Capítulo 12
SECONDHAND Rose's, una tienda de ropa antigua muy sofisticada, fue el primer lugar al que Tracie lo llevó. Jon miraba asombrado los extraños vendedores y la ropa aún más rara.
—Tracie, esta es ropa usada —dijo.
—No, no lo es. Es ropa de época —le respondió, y comenzó a revisar el primer colgador.
Tracie podía conseguirle a Jon camisas, jerséis y hasta téjanos nuevos, pero para reemplazar aquella imposible chaqueta Micro se necesitaba algo que no pareciera recién salido de Gap. La joven opinaba que la clave para vestir de forma interesante era no ser muy diferente de todos los demás y limitarse a usar una sola prenda realmente excepcional: había que tener, por ejemplo, una chaqueta fabulosa o unas botas absolutamente espléndidas. Y no tenía que ser ropa que pudiera comprarse en una boutique, por cara que fuera, porque eso no demostraba originalidad. Una chaqueta de Prada costaba una pequeña fortuna, pero cualquier gilipollas con una tarjeta de crédito de platino podía comprársela. Tracie buscaba algo insólito, fascinante.
Quizá por eso era tan difícil encontrar algo que ya hubiera sido usado antes y aun así fuera único y apropiado. En cierta forma, era como ser un anuncio andante, solo que en lugar de hacerle publicidad a Bill Gates o a Micro/Con, uno se anunciaba a sí mismo, publicitaba su personalidad: «Yo soy esta clase de tío. Soy aquel que compró hace veinte años esta chaqueta de piel y la usó hasta que adquirió la textura y la suavidad de un pergamino. Y le encanta».
Tracie, pensativa, estudió a Jon. Y luego volvió a revisar la ropa de las perchas. ¿Qué tipo de chaqueta le dirá a la gente quién es Jon, o más exactamente, quién quiere ser?

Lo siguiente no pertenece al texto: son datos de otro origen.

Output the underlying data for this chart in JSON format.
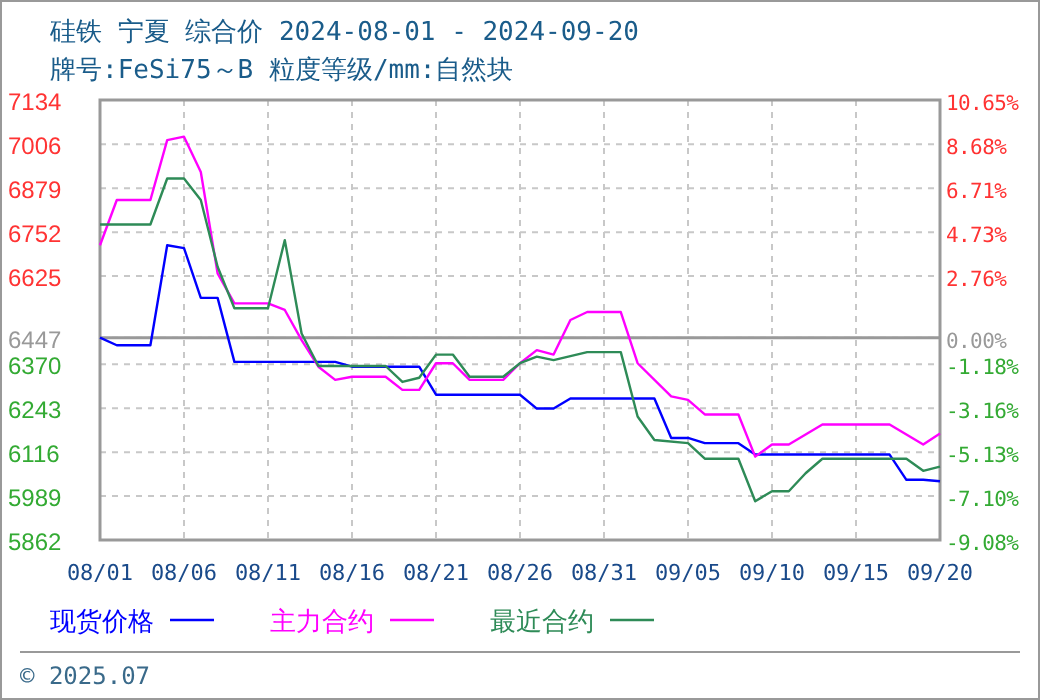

Las perchas chirriaban cuando Tracie las deslizaba por la barra, descartando chaquetas de bowling, deportivas de poliéster y conjuntos tipo chándal. Nada, nada. Y de repente se detuvo. Aquí había una posibilidad, una levita de solapas angostas. Le dijo a Jon que la cogiera, y vio su cara de susto.
—¿Esto? — preguntó con una voz casi tan aguda como el chirrido de las perchas—. ¿Quieres que me pruebe esto?
—Es un comienzo — respondió ella con ceño, y siguió pasando perchas.
Un poco más allá un hombre hacía lo mismo y daba la impresión de que sabía lo que buscaba. Iba bien vestido y probablemente era rico. Seguro que iba a llevarse las mejores cosas.
Tracie, nerviosa, se dio prisa y estuvo a punto de no ver una perla: una camisa ajustada de cuero negro que habían colgado del revés. La miró, y luego miró a Jon, que seguía a su lado, prácticamente inmóvil. La miraba como si ella de repente estuviera perdiendo líquido o le pasara algo igualmente extraño y horrible.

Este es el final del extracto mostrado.